Seamless integrative pipeline for QTL datasets enhance the discovery of putative causal variants for
Updated: Sep 29, 2022
Jeffrey Cifello(1), Pavel P Kuksa(1), Li-San Wang(1), Yuk Yee Leung(1) 1 Penn Neurodegeneration Genomics Center, Department of Pathology and Laboratory Medicine, University of Pennsylvania
Colocalization of significant loci between genome-wide association studies (GWAS) and quantitative trait loci (QTLs) have demonstrated tissue-specific associations. Such signals have been detected in the context of Alzheimer's Disease (AD) and are useful for elucidating disease mechanisms. Recently, new QTL datasets generated by different groups have focused on different brain regions, but transforming these heterogeneous datasets into analysis-ready files is not straight-forward.
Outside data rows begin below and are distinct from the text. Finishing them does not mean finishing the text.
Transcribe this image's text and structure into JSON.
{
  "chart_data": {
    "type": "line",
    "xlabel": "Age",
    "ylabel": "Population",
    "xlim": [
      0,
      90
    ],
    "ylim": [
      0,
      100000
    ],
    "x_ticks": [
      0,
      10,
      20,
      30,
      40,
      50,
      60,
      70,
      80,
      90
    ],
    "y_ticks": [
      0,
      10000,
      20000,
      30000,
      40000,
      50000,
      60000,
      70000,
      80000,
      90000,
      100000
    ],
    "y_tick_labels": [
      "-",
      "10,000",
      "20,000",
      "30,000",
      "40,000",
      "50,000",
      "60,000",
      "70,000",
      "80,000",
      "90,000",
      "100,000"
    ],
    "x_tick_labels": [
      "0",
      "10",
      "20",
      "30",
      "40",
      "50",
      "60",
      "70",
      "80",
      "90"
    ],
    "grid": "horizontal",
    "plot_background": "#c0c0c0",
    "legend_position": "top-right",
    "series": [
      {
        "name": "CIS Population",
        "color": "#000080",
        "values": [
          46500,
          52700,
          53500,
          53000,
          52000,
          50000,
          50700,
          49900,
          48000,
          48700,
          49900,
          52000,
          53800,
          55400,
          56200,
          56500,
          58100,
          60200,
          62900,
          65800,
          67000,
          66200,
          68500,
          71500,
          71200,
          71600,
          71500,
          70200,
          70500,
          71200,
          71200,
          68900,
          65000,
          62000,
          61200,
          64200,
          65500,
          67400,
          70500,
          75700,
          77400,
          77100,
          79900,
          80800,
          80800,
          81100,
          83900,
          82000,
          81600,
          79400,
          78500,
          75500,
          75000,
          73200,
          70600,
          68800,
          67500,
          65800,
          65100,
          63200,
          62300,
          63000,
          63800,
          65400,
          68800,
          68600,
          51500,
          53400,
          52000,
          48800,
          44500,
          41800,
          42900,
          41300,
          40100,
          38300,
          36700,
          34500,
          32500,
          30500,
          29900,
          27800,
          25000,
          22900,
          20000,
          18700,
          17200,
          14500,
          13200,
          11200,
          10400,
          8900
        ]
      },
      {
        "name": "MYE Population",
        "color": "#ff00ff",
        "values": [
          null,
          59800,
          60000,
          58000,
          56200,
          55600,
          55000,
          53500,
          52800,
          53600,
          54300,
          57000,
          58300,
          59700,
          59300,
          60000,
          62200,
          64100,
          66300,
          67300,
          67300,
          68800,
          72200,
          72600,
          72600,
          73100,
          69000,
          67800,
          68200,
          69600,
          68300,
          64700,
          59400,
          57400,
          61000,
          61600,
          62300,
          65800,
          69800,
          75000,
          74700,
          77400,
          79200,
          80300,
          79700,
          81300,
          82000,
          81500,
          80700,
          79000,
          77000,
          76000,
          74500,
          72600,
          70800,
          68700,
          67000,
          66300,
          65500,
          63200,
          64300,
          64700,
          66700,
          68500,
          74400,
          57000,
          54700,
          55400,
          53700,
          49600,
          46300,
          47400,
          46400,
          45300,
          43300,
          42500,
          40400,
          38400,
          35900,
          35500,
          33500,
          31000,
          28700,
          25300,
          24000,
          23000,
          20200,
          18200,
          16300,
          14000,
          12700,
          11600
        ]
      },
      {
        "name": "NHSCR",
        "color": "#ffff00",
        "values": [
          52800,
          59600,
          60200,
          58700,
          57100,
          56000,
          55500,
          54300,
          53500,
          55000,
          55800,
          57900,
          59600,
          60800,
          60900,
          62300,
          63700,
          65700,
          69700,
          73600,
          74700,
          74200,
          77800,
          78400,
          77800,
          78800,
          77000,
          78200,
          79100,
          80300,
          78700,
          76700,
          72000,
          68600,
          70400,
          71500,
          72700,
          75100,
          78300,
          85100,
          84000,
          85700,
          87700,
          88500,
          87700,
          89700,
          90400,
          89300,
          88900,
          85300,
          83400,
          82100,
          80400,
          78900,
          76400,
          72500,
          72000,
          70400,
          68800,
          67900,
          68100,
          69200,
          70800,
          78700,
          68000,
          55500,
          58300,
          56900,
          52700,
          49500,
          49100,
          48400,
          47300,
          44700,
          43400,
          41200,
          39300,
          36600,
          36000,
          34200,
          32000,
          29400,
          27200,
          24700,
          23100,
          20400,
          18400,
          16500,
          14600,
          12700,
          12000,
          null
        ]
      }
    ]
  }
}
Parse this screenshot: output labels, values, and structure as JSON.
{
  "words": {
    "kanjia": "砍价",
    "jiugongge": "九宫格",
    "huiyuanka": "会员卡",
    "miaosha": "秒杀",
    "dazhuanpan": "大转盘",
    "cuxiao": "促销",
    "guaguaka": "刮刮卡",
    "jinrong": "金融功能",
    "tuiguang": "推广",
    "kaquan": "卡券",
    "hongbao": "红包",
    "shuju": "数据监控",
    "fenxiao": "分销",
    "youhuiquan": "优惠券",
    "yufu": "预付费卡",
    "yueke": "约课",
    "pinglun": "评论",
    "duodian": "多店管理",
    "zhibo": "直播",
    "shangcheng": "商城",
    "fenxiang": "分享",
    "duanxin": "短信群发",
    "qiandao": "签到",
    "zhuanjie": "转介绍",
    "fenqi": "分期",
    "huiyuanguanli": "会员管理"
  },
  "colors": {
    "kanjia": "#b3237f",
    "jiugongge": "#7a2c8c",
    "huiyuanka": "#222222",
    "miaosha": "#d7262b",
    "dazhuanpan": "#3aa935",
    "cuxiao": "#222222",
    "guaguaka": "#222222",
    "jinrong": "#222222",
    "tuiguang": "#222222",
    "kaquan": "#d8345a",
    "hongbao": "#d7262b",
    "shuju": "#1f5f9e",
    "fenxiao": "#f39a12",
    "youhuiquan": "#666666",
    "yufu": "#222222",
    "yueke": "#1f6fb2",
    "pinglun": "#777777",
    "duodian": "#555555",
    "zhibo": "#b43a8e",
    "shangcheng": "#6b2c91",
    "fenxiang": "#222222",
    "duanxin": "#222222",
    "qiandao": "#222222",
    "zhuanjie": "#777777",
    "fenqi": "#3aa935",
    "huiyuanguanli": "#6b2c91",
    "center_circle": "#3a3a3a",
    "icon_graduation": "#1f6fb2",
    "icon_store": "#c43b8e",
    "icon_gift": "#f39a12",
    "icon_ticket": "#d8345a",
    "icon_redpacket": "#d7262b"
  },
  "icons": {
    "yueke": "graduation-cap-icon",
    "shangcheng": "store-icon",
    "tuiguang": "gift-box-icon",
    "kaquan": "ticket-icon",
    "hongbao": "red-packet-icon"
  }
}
This is due to inconsistencies in file formats, variant nomenclature, allele representation, and reported statistics across datasets. To facilitate the use of various types of QTL datasets in assessing the regulatory potential of non-coding variants, we developed a scalable, automated pipeline (https://bitbucket.org/wanglab-upenn/filer-xqtl-pipeline) for expedited harmonization, quality control, format standardization (BED-like), genomic indexing, and digestion into the FILER repository (Kuksa et al, 2022), which contains >60,000 harmonized functional genomic and annotation datasets available for query. Using this pipeline, we have integrated over 25 billion QTL records representing 84 different tissues and cell types. To illustrate this pipeline, we applied our scalable colocalization pipeline (based on coloc (Giambartolomei et al, 2014)) on 11,449,726 variants (241 linkage-disequilibrium blocks) from AD GWAS (Kunkle et al. 2019) and AMP-AD eQTL (Sieberts et al, 2020) datasets. This analysis of three brain regions (cerebellum (CER), dorsolateral prefrontal cortex (DLPFC), and temporal cortex (TCX)), yielded 173 significantly colocalized variants, associated with 24 target genes and 116 GWAS loci. We restricted our significant loci by excluding HLA and APOE regions and queried the four remaining loci against FILER. All four were previously reported as significant GTEx splicing-QTLs, and three of them positively correlated with PTK2B in whole blood. These variants may provide us with functional insights into PTK2B's role in AD. This also demonstrates the potential of the QTL harmonization pipeline to uncover functional results by efficiently integrating novel datasets.